注:これは、ジューディア・パール、ダナ・マッケンジー「因果推論の科学―「なぜ?」の問いにどう答えるか」のコメントです。
(13)交絡条件
回帰は、相関係数を計算するだけで、因果関係ではありません。
ただし、用語としては、回帰の用語が普及しているので、以下では、回帰の用語を使って説明します。
今回は、用語の復習です。
1)回帰の基本
回帰は、目的変数y(結果に相当)と説明変数x(原因に相当)の間の線形モデルです。説明変数の数は任意ですが、説明変数の数を増やすと、データに十分な精度がないと、まともなモデルが求まりません。このため説明変数の数は必要最小限にします。
多くの場合、説明変数の数は2つか3つで足ります。
以下では、説明変数が、x1、x2、x3の3つの場合を考えます。
ここで、x1が原因である場合を検討します。
x1以外のその他の変数をzで区別します。
つまり、z={x2,x3}
交絡の定義(p.232)
ある処理をした時の条件付き各利率をP(y|x1)とします。
介入確率は、P(y|do(x1))です。
この2つの値が一致しない場合に、不一致を引き起こすものを交絡と定義します。
ここで、zは交絡の候補になります。
しかし、例えば、x4のようなモデル化では無視されているが、yに影響を与える変数が隠れていた場合には、そのような変数も、交絡の候補になります。
RCTを使えば、理論上は、このような隠れた交絡変数の影響も補正されるという建前になっています。これは、データが非常に多数得られる場合です。
現実問題として、精度高いデータを得るには、コストがかかるので、高精度のデータを少し得るのか、低精度のデータを多数えるのかという選択問題があります。

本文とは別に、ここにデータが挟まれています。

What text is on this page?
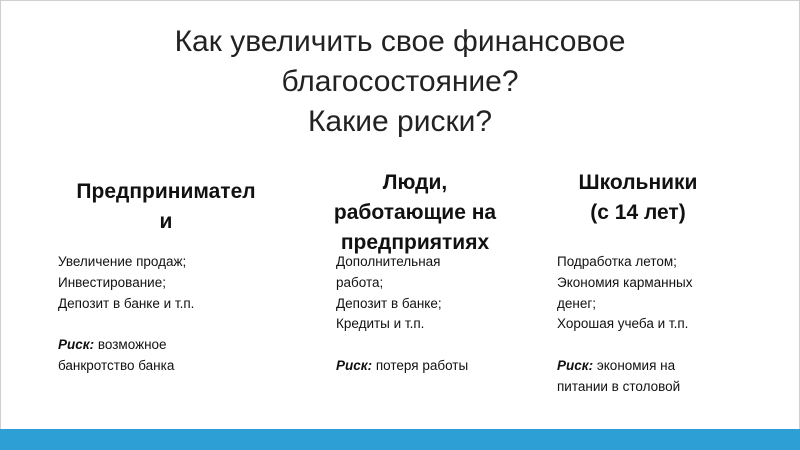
Как увеличить свое финансовое
благосостояние?
Какие риски?
Предпринимател
и
Увеличение продаж;
Инвестирование;
Депозит в банке и т.п.
Риск: возможное
банкротство банка
Люди,
работающие на
предприятиях
Дополнительная
работа;
Депозит в банке;
Кредиты и т.п.
Риск: потеря работы
Школьники
(с 14 лет)
Подработка летом;
Экономия карманных
денег;
Хорошая учеба и т.п.
Риск: экономия на
питании в столовой
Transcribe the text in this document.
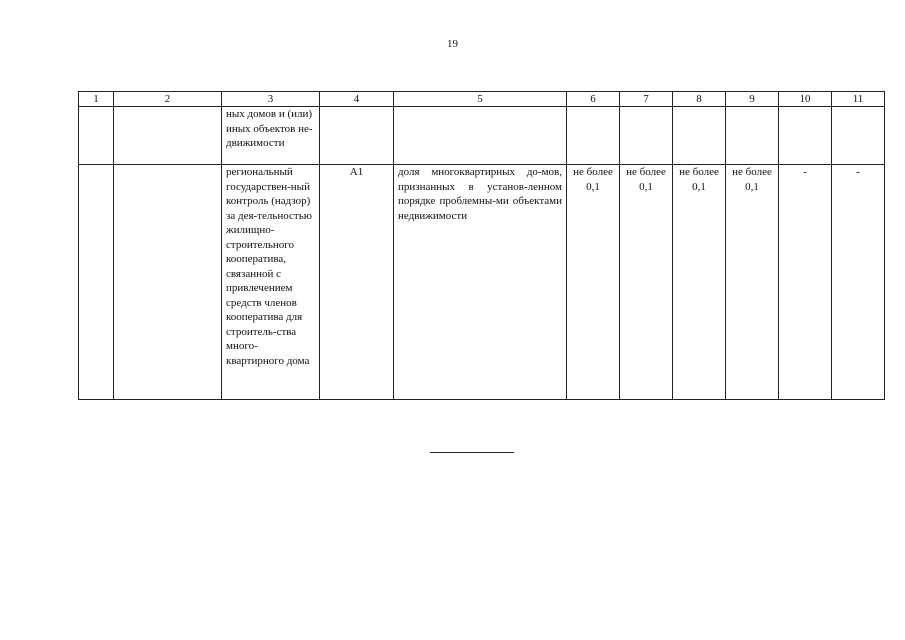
19
1	2	3	4	5	6	7	8	9	10	11
		ных домов и (или) иных объектов не-движимости								
		региональный государствен-ный контроль (надзор) за дея-тельностью жилищно-строительного кооператива, связанной с привлечением средств членов кооператива для строитель-ства много-квартирного дома	А1	доля многоквартирных до-мов, признанных в установ-ленном порядке проблемны-ми объектами недвижимости	не более 0,1	не более 0,1	не более 0,1	не более 0,1	-	-
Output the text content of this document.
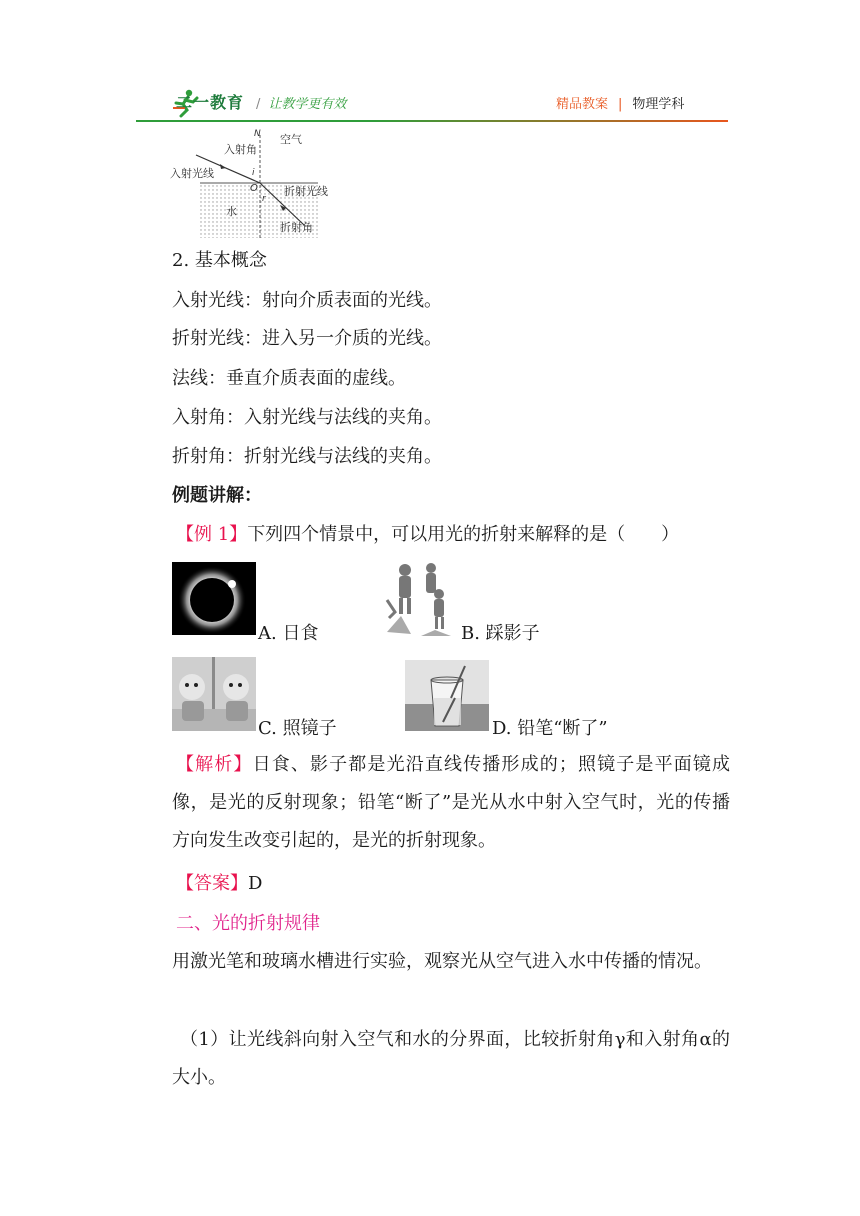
二一教育 / 让教学更有效	精品教案 | 物理学科
N 空气
入射角
入射光线	i
O
r
折射光线
水
折射角
2. 基本概念
入射光线：射向介质表面的光线。
折射光线：进入另一介质的光线。
法线：垂直介质表面的虚线。
入射角：入射光线与法线的夹角。
折射角：折射光线与法线的夹角。
例题讲解：
【例 1】下列四个情景中，可以用光的折射来解释的是（　　）
A. 日食	B. 踩影子
C. 照镜子	D. 铅笔“断了”
【解析】日食、影子都是光沿直线传播形成的；照镜子是平面镜成像，是光的反射现象；铅笔“断了”是光从水中射入空气时，光的传播方向发生改变引起的，是光的折射现象。
【答案】D
二、光的折射规律
用激光笔和玻璃水槽进行实验，观察光从空气进入水中传播的情况。
（1）让光线斜向射入空气和水的分界面，比较折射角γ和入射角α的大小。
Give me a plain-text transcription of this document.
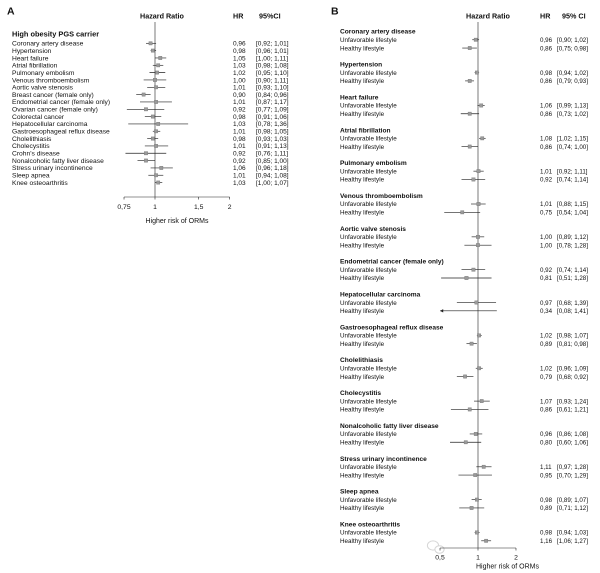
A	Hazard Ratio	HR 95%CI
0,75	1	1,5	2
Higher risk of ORMs
High obesity PGS carrier
Coronary artery disease	0,96 [0,92; 1,01]
Hypertension	0,98 [0,96; 1,01]
Heart failure	1,05 [1,00; 1,11]
Atrial fibrillation	1,03 [0,98; 1,08]
Pulmonary embolism	1,02 [0,95; 1,10]
Venous thromboembolism	1,00 [0,90; 1,11]
Aortic valve stenosis	1,01 [0,93; 1,10]
Breast cancer (female only)	0,90 [0,84; 0,96]
Endometrial cancer (female only)	1,01 [0,87; 1,17]
Ovarian cancer (female only)	0,92 [0,77; 1,09]
Colorectal cancer	0,98 [0,91; 1,06]
Hepatocellular carcinoma	1,03 [0,78; 1,36]
Gastroesophageal reflux disease	1,01 [0,98; 1,05]
Cholelithiasis	0,98 [0,93; 1,03]
Cholecystitis	1,01 [0,91; 1,13]
Crohn's disease	0,92 [0,76; 1,11]
Nonalcoholic fatty liver disease	0,92 [0,85; 1,00]
Stress urinary incontinence	1,06 [0,96; 1,18]
Sleep apnea	1,01 [0,94; 1,08]
Knee osteoarthritis	1,03 [1,00; 1,07]
B	Hazard Ratio	HR 95% CI
0,5	1	2
Higher risk of ORMs
Coronary artery disease
Unfavorable lifestyle	0,96 [0,90; 1,02]
Healthy lifestyle	0,86 [0,75; 0,98]
Hypertension
Unfavorable lifestyle	0,98 [0,94; 1,02]
Healthy lifestyle	0,86 [0,79; 0,93]
Heart failure
Unfavorable lifestyle	1,06 [0,99; 1,13]
Healthy lifestyle	0,86 [0,73; 1,02]
Atrial fibrillation
Unfavorable lifestyle	1,08 [1,02; 1,15]
Healthy lifestyle	0,86 [0,74; 1,00]
Pulmonary embolism
Unfavorable lifestyle	1,01 [0,92; 1,11]
Healthy lifestyle	0,92 [0,74; 1,14]
Venous thromboembolism
Unfavorable lifestyle	1,01 [0,88; 1,15]
Healthy lifestyle	0,75 [0,54; 1,04]
Aortic valve stenosis
Unfavorable lifestyle	1,00 [0,89; 1,12]
Healthy lifestyle	1,00 [0,78; 1,28]
Endometrial cancer (female only)
Unfavorable lifestyle	0,92 [0,74; 1,14]
Healthy lifestyle	0,81 [0,51; 1,28]
Hepatocellular carcinoma
Unfavorable lifestyle	0,97 [0,68; 1,39]
Healthy lifestyle	0,34 [0,08; 1,41]
Gastroesophageal reflux disease
Unfavorable lifestyle	1,02 [0,98; 1,07]
Healthy lifestyle	0,89 [0,81; 0,98]
Cholelithiasis
Unfavorable lifestyle	1,02 [0,96; 1,09]
Healthy lifestyle	0,79 [0,68; 0,92]
Cholecystitis
Unfavorable lifestyle	1,07 [0,93; 1,24]
Healthy lifestyle	0,86 [0,61; 1,21]
Nonalcoholic fatty liver disease
Unfavorable lifestyle	0,96 [0,86; 1,08]
Healthy lifestyle	0,80 [0,60; 1,06]
Stress urinary incontinence
Unfavorable lifestyle	1,11 [0,97; 1,28]
Healthy lifestyle	0,95 [0,70; 1,29]
Sleep apnea
Unfavorable lifestyle	0,98 [0,89; 1,07]
Healthy lifestyle	0,89 [0,71; 1,12]
Knee osteoarthritis
Unfavorable lifestyle	0,98 [0,94; 1,03]
Healthy lifestyle	1,16 [1,06; 1,27]
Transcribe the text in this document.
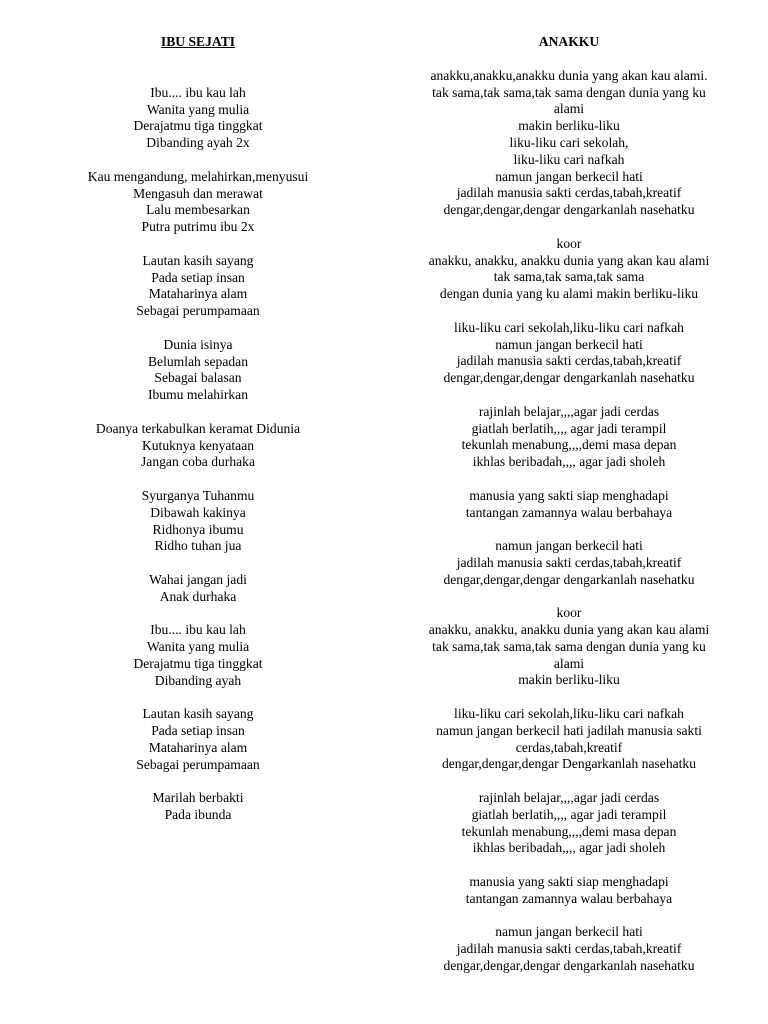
IBU SEJATI
Ibu.... ibu kau lah
Wanita yang mulia
Derajatmu tiga tinggkat
Dibanding ayah 2x
Kau mengandung, melahirkan,menyusui
Mengasuh dan merawat
Lalu membesarkan
Putra putrimu ibu 2x
Lautan kasih sayang
Pada setiap insan
Mataharinya alam
Sebagai perumpamaan
Dunia isinya
Belumlah sepadan
Sebagai balasan
Ibumu melahirkan
Doanya terkabulkan keramat Didunia
Kutuknya kenyataan
Jangan coba durhaka
Syurganya Tuhanmu
Dibawah kakinya
Ridhonya ibumu
Ridho tuhan jua
Wahai jangan jadi
Anak durhaka
Ibu.... ibu kau lah
Wanita yang mulia
Derajatmu tiga tinggkat
Dibanding ayah
Lautan kasih sayang
Pada setiap insan
Mataharinya alam
Sebagai perumpamaan
Marilah berbakti
Pada ibunda
ANAKKU
anakku,anakku,anakku dunia yang akan kau alami.
tak sama,tak sama,tak sama dengan dunia yang ku
alami
makin berliku-liku
liku-liku cari sekolah,
liku-liku cari nafkah
namun jangan berkecil hati
jadilah manusia sakti cerdas,tabah,kreatif
dengar,dengar,dengar dengarkanlah nasehatku
koor
anakku, anakku, anakku dunia yang akan kau alami
tak sama,tak sama,tak sama
dengan dunia yang ku alami makin berliku-liku
liku-liku cari sekolah,liku-liku cari nafkah
namun jangan berkecil hati
jadilah manusia sakti cerdas,tabah,kreatif
dengar,dengar,dengar dengarkanlah nasehatku
rajinlah belajar,,,,agar jadi cerdas
giatlah berlatih,,,, agar jadi terampil
tekunlah menabung,,,,demi masa depan
ikhlas beribadah,,,, agar jadi sholeh
manusia yang sakti siap menghadapi
tantangan zamannya walau berbahaya
namun jangan berkecil hati
jadilah manusia sakti cerdas,tabah,kreatif
dengar,dengar,dengar dengarkanlah nasehatku
koor
anakku, anakku, anakku dunia yang akan kau alami
tak sama,tak sama,tak sama dengan dunia yang ku
alami
makin berliku-liku
liku-liku cari sekolah,liku-liku cari nafkah
namun jangan berkecil hati jadilah manusia sakti
cerdas,tabah,kreatif
dengar,dengar,dengar Dengarkanlah nasehatku
rajinlah belajar,,,,agar jadi cerdas
giatlah berlatih,,,, agar jadi terampil
tekunlah menabung,,,,demi masa depan
ikhlas beribadah,,,, agar jadi sholeh
manusia yang sakti siap menghadapi
tantangan zamannya walau berbahaya
namun jangan berkecil hati
jadilah manusia sakti cerdas,tabah,kreatif
dengar,dengar,dengar dengarkanlah nasehatku
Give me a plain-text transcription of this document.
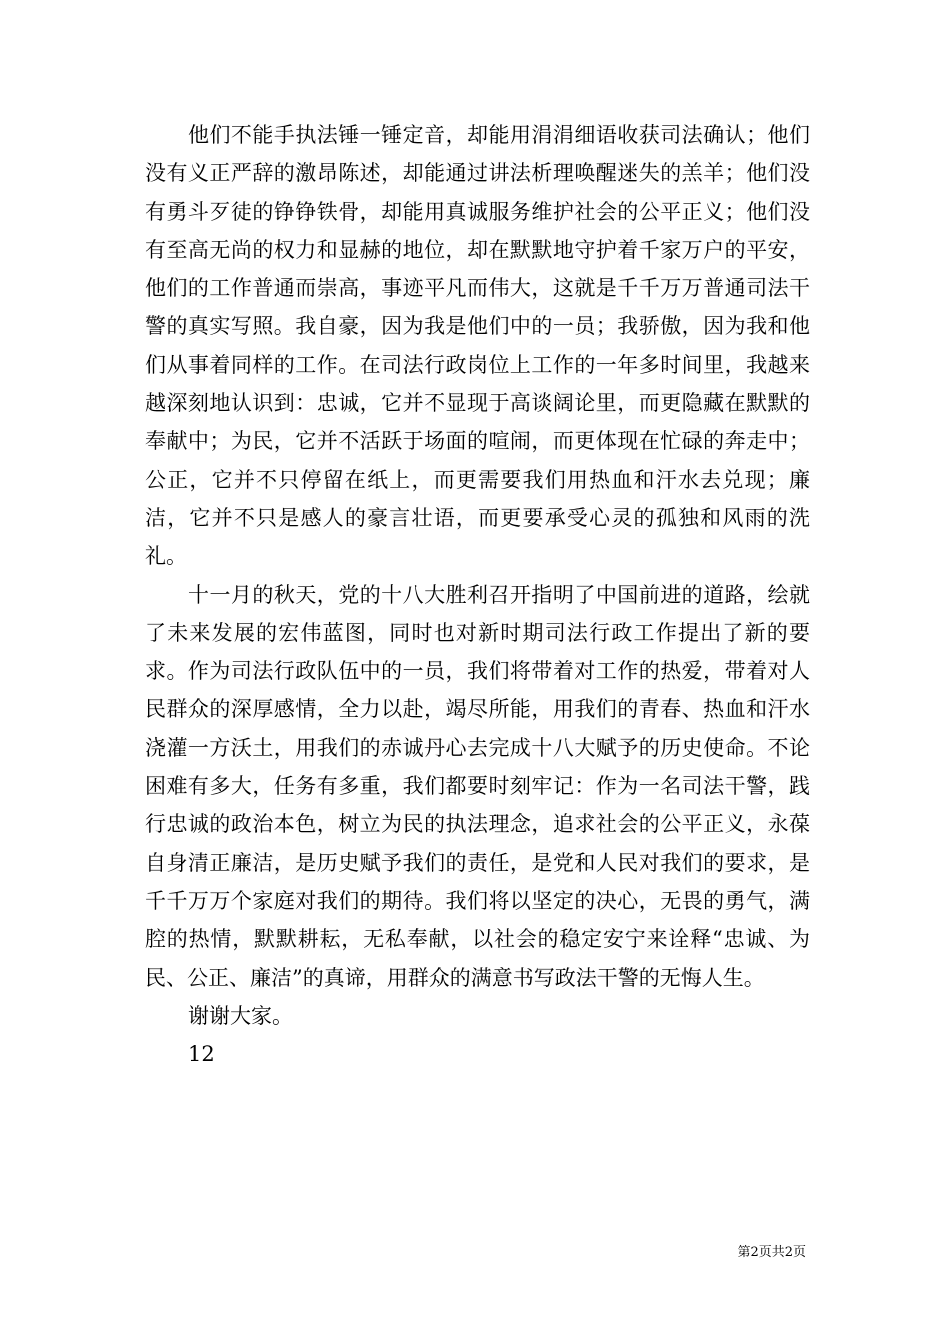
他们不能手执法锤一锤定音，却能用涓涓细语收获司法确认；他们没有义正严辞的激昂陈述，却能通过讲法析理唤醒迷失的羔羊；他们没有勇斗歹徒的铮铮铁骨，却能用真诚服务维护社会的公平正义；他们没有至高无尚的权力和显赫的地位，却在默默地守护着千家万户的平安，他们的工作普通而崇高，事迹平凡而伟大，这就是千千万万普通司法干警的真实写照。我自豪，因为我是他们中的一员；我骄傲，因为我和他们从事着同样的工作。在司法行政岗位上工作的一年多时间里，我越来越深刻地认识到：忠诚，它并不显现于高谈阔论里，而更隐藏在默默的奉献中；为民，它并不活跃于场面的喧闹，而更体现在忙碌的奔走中；公正，它并不只停留在纸上，而更需要我们用热血和汗水去兑现；廉洁，它并不只是感人的豪言壮语，而更要承受心灵的孤独和风雨的洗礼。

十一月的秋天，党的十八大胜利召开指明了中国前进的道路，绘就了未来发展的宏伟蓝图，同时也对新时期司法行政工作提出了新的要求。作为司法行政队伍中的一员，我们将带着对工作的热爱，带着对人民群众的深厚感情，全力以赴，竭尽所能，用我们的青春、热血和汗水浇灌一方沃土，用我们的赤诚丹心去完成十八大赋予的历史使命。不论困难有多大，任务有多重，我们都要时刻牢记：作为一名司法干警，践行忠诚的政治本色，树立为民的执法理念，追求社会的公平正义，永葆自身清正廉洁，是历史赋予我们的责任，是党和人民对我们的要求，是千千万万个家庭对我们的期待。我们将以坚定的决心，无畏的勇气，满腔的热情，默默耕耘，无私奉献，以社会的稳定安宁来诠释“忠诚、为民、公正、廉洁”的真谛，用群众的满意书写政法干警的无悔人生。

谢谢大家。

12

第2页共2页
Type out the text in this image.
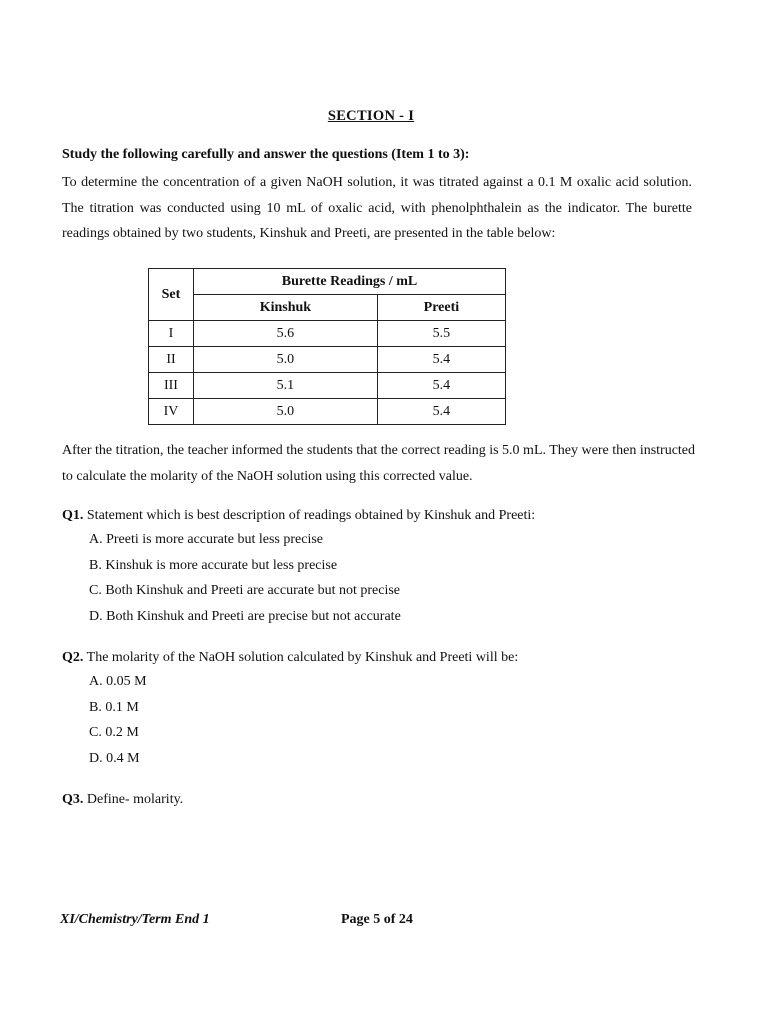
SECTION - I
Study the following carefully and answer the questions (Item 1 to 3):
To determine the concentration of a given NaOH solution, it was titrated against a 0.1 M oxalic acid solution. The titration was conducted using 10 mL of oxalic acid, with phenolphthalein as the indicator. The burette readings obtained by two students, Kinshuk and Preeti, are presented in the table below:
Set	Burette Readings / mL	
	Kinshuk	Preeti
I	5.6	5.5
II	5.0	5.4
III	5.1	5.4
IV	5.0	5.4
After the titration, the teacher informed the students that the correct reading is 5.0 mL. They were then instructed to calculate the molarity of the NaOH solution using this corrected value.
Q1. Statement which is best description of readings obtained by Kinshuk and Preeti:
A. Preeti is more accurate but less precise
B. Kinshuk is more accurate but less precise
C. Both Kinshuk and Preeti are accurate but not precise
D. Both Kinshuk and Preeti are precise but not accurate
Q2. The molarity of the NaOH solution calculated by Kinshuk and Preeti will be:
A. 0.05 M
B. 0.1 M
C. 0.2 M
D. 0.4 M
Q3. Define- molarity.
XI/Chemistry/Term End 1	Page 5 of 24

単純なRCTが、この問題に対する答えをもっていません。
さて、話を単純にして、以下では、x4のような隠れ変数の問題がないと仮定します。
このときの交絡変数の候補は、x2とx3になります。
同様に、x2が介入する変数の場合には、x1とx3が、交絡変数の候補になります。
2)感度
説明変数が3つのモデルで、説明変数を変化させた時の、目的変数の変化量を感度と呼びます。
重回帰モデルであれば、偏回帰係数は感度を表わすことになります。
3)喫煙と肺がんの例
喫煙と肺がんの例では、結果(目的変数)は、肺がんの発生確率になります。
説明変数は、喫煙と喫煙遺伝子になります。
原因が、喫煙である場合には、喫煙遺伝子が交絡因子になります。
原因が、喫煙遺伝子である場合には、喫煙が交絡因子になります。
喫煙は、肺がんのリスクを10倍以上に高めます。
喫煙遺伝子は、肺がんのリスクを2倍未満に高めます。(p.517)
4)実務上の問題
今回は、特に難しい点はありません。
問題は、交絡因子と感度が実務上では、完全に無視されていることです。
少子化対策や、過疎対策などの政策の効果では、交絡因子を考えて、感度を算出する必要があります。
公共事業の効果を評価するには、肺がんと同じように、感度の算出が必要です。
霞が関が作成して、自治体に配布している事業評価のマニュアルは、統計学では間違いになります。
霞が関には、権威があるかも知れませんが、科学的に間違ったマニュアルが使われていることは問題です。統計学が必修のアメリカであれば、高校生でも気付くレベルの間違いです。